How to approach tryout season

A few things worth doing before, during, and after:

Before: Talk with your child about effort, not outcome. The only thing they can control in a tryout is how they show up. Set the goal as "show who you are and how hard you work," not "make the team."

During: Stay off the sideline if you can. Tryouts are not the time for coaching from outside the fence.

After (immediate): Less is more. "How did it feel?" is a better opener than "How do you think you did?" or "Did the coach see you?"

After (the result): If your child is placed where they hoped — celebrate the work, not the placement. If they're placed lower than they hoped — resist the impulse to email the club within the first 24 hours. Sleep on it. Talk to your child about what they learned. Then, if you still have questions, ask for a development conversation, not a re-evaluation.

Across the year: Remember that the next tryout is twelve months away. Everything between now and then is the actual story.

Parent tip

If your child is heartbroken after a tryout result, the most useful thing you can say isn't "you should have made it" or "the coach got it wrong." It's something closer to: "This is one day. Your year is still ahead of you. What do you want to work on?"

That sentence puts agency back in their hands and reframes a snapshot as a starting point.

The goal

Tryouts are a logistics tool, not an oracle. They tell you which environment your child will be in for the next year. They don't tell you who they'll become. The research on talent ID is consistent: who looks best at age 11 is not reliably who will be best at 18 — and many of the players who reach the top didn't look like the obvious pick at the start.
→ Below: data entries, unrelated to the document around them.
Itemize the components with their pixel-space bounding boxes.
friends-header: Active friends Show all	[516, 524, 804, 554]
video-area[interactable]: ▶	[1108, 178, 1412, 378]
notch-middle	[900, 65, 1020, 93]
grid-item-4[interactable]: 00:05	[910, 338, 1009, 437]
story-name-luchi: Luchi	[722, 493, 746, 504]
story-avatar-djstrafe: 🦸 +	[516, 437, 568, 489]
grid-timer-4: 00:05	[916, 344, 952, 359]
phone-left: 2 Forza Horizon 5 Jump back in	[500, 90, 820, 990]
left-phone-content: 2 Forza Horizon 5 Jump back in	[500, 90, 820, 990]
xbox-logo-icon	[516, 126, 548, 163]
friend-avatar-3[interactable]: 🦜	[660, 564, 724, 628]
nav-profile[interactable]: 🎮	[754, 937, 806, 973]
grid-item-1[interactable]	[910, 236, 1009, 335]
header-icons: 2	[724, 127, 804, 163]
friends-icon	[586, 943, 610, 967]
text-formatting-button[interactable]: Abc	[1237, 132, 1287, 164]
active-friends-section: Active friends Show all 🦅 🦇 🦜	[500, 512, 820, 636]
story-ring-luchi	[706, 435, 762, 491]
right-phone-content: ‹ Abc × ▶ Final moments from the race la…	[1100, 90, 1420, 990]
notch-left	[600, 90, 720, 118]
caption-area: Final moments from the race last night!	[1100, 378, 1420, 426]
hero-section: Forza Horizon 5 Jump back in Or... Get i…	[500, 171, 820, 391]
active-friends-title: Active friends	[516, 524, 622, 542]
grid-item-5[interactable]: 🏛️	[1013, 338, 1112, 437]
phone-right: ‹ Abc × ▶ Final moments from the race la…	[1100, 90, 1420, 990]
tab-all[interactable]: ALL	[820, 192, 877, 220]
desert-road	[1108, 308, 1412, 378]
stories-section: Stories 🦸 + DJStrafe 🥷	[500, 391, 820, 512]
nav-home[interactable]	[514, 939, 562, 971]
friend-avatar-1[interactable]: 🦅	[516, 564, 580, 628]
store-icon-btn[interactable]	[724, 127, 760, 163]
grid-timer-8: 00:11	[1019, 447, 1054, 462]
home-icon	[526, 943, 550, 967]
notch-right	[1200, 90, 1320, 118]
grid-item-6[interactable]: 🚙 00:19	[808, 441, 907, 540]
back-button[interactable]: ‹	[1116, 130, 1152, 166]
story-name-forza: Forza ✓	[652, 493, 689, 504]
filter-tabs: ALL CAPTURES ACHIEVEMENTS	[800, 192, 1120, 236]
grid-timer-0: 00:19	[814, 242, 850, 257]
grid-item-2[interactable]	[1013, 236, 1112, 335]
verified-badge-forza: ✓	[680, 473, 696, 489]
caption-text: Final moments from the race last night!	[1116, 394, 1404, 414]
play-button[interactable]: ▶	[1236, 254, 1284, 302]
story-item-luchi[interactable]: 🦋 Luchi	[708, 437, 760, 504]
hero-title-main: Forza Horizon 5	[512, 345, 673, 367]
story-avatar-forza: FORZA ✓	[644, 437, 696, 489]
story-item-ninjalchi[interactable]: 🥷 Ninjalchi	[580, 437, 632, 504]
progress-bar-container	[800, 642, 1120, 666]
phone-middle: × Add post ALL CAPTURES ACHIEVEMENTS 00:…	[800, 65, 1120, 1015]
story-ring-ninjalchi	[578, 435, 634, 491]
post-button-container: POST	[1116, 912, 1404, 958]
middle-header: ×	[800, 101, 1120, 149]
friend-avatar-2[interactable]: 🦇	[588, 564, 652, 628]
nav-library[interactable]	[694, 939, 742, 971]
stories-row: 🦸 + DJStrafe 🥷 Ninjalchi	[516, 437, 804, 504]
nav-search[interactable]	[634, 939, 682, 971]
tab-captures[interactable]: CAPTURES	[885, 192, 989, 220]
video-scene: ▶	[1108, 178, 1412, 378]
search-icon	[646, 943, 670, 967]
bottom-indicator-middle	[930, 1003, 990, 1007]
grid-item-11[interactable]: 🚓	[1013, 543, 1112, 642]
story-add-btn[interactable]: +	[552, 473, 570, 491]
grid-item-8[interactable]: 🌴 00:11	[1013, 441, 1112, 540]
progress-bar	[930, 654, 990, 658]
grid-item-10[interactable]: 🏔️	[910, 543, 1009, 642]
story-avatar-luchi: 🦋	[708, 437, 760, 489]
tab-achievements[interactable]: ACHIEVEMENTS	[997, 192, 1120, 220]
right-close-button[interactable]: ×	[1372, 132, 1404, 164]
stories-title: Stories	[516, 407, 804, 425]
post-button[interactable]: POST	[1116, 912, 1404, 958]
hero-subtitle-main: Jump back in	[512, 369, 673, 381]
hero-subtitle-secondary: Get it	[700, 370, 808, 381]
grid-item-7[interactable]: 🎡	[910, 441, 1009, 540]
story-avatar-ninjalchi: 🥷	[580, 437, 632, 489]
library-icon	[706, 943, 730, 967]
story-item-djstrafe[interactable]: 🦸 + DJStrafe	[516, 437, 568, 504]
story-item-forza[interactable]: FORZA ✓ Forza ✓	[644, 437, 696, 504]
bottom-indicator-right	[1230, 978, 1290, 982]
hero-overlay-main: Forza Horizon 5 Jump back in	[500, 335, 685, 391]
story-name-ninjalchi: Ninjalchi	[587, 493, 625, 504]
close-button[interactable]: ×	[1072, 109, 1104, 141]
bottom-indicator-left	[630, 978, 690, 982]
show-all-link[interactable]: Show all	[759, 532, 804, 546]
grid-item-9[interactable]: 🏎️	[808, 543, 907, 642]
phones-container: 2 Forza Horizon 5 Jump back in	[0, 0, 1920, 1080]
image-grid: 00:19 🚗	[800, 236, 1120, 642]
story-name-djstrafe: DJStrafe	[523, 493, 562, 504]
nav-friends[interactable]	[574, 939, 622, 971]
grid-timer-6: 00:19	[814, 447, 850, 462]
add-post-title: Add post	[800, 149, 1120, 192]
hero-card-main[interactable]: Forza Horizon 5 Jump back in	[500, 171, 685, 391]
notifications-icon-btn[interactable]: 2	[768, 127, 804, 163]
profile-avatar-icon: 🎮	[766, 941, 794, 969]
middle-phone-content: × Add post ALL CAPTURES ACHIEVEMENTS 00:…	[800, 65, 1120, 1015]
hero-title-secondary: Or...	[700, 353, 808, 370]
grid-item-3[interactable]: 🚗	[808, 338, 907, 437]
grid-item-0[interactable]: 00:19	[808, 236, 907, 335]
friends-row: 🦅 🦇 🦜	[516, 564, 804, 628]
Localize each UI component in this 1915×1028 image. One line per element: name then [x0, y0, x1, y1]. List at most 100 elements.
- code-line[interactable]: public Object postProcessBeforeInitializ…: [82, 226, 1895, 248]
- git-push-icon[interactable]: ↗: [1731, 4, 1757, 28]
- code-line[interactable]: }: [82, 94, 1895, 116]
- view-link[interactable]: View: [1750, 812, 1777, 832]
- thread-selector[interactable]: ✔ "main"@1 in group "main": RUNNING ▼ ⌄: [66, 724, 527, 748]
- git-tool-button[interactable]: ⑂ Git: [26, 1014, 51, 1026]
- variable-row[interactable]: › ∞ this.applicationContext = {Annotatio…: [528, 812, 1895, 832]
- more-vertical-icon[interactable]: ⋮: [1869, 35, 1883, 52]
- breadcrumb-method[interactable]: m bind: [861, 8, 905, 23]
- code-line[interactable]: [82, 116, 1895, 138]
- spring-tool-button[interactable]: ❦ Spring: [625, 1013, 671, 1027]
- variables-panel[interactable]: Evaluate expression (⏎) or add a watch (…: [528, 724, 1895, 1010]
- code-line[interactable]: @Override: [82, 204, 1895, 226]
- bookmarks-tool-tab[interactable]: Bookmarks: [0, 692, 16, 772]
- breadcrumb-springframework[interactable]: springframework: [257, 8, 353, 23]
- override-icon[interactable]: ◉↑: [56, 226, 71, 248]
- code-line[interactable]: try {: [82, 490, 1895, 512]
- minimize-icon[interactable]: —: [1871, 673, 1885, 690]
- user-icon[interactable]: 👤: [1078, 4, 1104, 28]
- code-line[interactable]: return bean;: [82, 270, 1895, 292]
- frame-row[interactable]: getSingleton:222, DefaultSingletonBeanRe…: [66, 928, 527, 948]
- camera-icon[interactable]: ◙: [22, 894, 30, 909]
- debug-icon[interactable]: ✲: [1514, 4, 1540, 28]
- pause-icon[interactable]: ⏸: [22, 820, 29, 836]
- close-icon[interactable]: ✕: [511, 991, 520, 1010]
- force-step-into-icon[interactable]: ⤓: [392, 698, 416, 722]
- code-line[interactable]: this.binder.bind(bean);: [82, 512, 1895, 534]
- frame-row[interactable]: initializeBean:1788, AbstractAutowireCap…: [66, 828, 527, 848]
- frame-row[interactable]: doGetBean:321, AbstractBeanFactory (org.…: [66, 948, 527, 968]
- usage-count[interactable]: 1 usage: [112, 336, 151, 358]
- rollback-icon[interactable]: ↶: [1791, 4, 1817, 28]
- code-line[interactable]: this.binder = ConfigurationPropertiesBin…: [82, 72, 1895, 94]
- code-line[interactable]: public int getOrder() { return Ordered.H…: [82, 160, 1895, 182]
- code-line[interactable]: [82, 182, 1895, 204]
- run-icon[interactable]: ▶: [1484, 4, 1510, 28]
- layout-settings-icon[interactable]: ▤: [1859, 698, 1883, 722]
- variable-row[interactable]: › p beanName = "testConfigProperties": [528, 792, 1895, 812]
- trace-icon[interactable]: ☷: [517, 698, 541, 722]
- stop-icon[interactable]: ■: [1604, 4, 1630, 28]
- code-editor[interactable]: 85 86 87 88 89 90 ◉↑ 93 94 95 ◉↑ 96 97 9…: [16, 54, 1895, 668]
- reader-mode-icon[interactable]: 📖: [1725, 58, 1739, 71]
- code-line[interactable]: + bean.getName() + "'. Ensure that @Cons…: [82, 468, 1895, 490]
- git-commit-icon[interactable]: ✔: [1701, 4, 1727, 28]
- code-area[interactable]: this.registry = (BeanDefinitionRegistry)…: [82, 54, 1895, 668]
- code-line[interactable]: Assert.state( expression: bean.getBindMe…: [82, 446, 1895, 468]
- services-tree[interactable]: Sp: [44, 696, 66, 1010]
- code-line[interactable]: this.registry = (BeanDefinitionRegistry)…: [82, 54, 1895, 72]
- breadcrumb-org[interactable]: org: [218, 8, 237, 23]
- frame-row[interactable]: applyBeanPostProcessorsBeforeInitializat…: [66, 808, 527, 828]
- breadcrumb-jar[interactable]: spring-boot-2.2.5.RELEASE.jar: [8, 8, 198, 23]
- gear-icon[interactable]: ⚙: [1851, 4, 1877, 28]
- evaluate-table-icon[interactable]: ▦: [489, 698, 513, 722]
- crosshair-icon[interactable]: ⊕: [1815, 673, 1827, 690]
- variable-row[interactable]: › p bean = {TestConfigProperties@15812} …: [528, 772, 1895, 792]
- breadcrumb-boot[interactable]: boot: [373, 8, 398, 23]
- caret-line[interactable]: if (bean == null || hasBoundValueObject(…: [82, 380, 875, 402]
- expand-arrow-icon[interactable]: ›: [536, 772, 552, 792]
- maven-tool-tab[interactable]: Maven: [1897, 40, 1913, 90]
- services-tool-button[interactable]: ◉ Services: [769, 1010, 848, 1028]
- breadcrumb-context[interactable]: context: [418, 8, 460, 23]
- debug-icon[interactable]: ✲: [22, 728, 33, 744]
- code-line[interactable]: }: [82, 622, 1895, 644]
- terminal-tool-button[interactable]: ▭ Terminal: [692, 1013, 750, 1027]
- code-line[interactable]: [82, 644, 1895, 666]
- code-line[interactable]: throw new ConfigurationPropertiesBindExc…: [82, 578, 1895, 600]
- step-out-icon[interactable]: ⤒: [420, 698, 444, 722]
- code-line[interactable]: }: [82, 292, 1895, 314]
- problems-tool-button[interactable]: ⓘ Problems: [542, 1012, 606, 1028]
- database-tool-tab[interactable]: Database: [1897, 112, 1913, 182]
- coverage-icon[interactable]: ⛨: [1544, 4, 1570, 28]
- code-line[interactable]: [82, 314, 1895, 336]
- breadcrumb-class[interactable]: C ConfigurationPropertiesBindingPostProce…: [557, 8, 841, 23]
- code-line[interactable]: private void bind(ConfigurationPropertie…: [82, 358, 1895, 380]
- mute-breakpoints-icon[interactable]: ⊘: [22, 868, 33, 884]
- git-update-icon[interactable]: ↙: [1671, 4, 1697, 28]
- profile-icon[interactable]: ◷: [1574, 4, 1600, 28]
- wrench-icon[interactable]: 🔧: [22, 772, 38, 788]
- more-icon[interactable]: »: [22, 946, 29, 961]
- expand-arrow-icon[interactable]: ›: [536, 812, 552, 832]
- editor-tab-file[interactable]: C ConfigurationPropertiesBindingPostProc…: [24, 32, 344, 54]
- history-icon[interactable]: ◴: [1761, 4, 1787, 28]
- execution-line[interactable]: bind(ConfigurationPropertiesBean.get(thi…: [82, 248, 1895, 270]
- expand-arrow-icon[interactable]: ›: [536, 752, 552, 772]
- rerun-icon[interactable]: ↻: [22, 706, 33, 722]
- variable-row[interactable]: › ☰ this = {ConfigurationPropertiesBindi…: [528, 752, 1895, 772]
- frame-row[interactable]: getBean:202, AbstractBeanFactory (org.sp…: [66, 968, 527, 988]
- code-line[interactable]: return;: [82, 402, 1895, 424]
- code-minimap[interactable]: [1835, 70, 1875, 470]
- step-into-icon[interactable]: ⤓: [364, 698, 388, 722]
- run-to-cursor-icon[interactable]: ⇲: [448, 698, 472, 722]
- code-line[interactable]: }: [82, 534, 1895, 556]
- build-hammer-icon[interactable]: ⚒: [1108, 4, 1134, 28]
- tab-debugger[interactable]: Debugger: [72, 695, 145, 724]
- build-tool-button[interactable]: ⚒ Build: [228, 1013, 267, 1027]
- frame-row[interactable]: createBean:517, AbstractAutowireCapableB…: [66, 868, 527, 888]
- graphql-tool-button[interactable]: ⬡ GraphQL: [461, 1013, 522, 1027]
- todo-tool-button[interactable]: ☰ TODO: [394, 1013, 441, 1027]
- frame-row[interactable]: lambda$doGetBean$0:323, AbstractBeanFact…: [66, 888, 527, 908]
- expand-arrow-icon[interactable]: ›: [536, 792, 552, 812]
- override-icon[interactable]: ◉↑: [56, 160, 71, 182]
Read tryouts as information, not as identity. The work that matters happens in the 11 months between them.

Sources:

  • Finnegan L., van Rijbroek M., Oliva-Lozano J.M., Cost R., Andrew M. (2024). Relative age effect across the talent identification process of youth female soccer players in the United States. Biology of Sport, 41(4):241–251. PMID: 39416506.

  • Cobley S., Baker J., Wattie N., McKenna J. (2009). Annual age-grouping and athlete development: A meta-analytical review of relative age effects in sport. Sports Medicine, 39(3):235–256.

  • Aspen Institute Project Play. (2022). State of Play 2022. projectplay.org/state-of-play-2022.